Chad Kuhl has been good and also not that good this season. His ERA is solid at 3.38 and he really has limited hits quite well with just 24 allowed in 32 innings. Seven of them are home runs. He’s also walked 17 batters. His September has been rough too with two short starts and he was pulled after just 64 pitches in his last one where he gave up two runs on two hits but walked four batters. To give a little insight into him, he throws a sinker at 94 and throws it a lot. It’s like a lot of sinkers and doesn’t get many swings and misses, but he’s also allowed five of his seven home runs on it, so if the Royals look for that one up, they might have some liftoff. His slider and curve both do get quite a few whiffs with rates above 40 percent for each. If I was running the Pirates pitching staff, I’d have him throw his slider like 10 percent more because it’s that good of a pitch. One of his biggest issues has been falling behind, and when he does, opponents have a .575 SLG compared to below .350 when ahead or even. Like Brault, when a lineup turns over, he runs himself into some trouble with an OPS allowed the second time through of .838. He’s a guy the Royals can hit, but also someone who feels like the type to go six shutout against them.
Brad Keller gets the ball after sort of a weird start in Cleveland where he gave up five runs on eight hits in 6.2 innings. He’s still allowed just one extra base hit all season, but he’s now struggled in two of his last three starts, so maybe that’s something to keep an eye on? Still, it was his second straight start with just one walk, but he also had just one strikeout with his strikeout numbers dropping to the levels that had people concerned that he wasn’t more than a back of the rotation arm.

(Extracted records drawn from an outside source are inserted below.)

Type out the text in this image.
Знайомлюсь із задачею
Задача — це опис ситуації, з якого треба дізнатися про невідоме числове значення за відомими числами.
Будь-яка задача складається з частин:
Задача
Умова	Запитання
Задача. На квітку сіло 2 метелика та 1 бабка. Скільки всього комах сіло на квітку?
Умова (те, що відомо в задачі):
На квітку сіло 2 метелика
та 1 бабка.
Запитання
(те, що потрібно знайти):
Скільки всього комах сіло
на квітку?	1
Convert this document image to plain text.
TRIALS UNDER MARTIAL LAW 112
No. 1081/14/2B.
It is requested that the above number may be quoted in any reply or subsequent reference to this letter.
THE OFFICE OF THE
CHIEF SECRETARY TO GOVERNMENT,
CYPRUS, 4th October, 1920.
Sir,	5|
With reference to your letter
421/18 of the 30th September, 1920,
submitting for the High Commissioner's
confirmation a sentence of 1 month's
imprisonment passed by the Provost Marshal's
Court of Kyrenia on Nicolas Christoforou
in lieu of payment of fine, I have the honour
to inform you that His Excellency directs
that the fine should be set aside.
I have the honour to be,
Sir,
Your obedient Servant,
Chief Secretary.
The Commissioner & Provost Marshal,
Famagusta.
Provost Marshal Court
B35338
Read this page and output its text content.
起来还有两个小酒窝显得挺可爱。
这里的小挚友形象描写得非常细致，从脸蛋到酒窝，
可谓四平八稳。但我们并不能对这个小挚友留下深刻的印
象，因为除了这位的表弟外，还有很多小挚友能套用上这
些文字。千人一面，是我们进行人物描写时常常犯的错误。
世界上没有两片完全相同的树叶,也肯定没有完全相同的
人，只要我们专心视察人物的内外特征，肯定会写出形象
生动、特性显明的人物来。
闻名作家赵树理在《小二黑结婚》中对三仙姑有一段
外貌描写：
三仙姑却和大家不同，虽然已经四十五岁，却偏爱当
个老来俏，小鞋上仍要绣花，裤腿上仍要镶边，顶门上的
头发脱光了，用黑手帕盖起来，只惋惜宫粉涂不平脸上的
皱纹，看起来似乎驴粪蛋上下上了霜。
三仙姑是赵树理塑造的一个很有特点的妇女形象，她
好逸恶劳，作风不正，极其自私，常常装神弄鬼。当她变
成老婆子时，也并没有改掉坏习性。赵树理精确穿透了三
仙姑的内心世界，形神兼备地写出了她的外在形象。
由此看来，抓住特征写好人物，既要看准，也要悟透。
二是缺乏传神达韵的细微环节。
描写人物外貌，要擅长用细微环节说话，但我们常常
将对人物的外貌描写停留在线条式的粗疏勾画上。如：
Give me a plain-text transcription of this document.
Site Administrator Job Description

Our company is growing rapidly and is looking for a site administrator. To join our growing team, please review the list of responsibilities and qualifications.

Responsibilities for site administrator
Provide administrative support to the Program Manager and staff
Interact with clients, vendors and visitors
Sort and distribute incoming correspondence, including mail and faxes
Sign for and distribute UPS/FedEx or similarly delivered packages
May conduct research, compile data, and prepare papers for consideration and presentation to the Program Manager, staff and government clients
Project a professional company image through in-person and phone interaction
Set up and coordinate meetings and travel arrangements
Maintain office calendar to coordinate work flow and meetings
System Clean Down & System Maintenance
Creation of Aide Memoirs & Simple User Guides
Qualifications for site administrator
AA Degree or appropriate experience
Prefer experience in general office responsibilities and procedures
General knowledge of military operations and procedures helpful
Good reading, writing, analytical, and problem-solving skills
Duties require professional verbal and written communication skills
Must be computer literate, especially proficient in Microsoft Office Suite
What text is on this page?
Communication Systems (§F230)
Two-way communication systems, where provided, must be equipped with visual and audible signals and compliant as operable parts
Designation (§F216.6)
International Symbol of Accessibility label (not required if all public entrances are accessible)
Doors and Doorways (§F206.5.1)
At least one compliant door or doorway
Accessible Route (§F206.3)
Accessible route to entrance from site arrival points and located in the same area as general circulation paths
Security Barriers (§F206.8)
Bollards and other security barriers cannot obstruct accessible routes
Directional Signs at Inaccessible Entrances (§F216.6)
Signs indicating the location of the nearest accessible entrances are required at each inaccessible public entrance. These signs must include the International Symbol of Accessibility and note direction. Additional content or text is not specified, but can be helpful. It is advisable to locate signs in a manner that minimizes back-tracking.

The Pirates aren’t especially patient and do have some bats that struggle to make contact, so if he can rock that slider, he should have a better start.
The Royals look a bit better. It’s amazing what a win or three can do. And they’re finally facing a team on their level or maybe even a touch below it. Because of that and because I really like what we’ve seen from Bubic lately, I’ll say they win two of three and distance themselves a bit more from baseball’s worst record.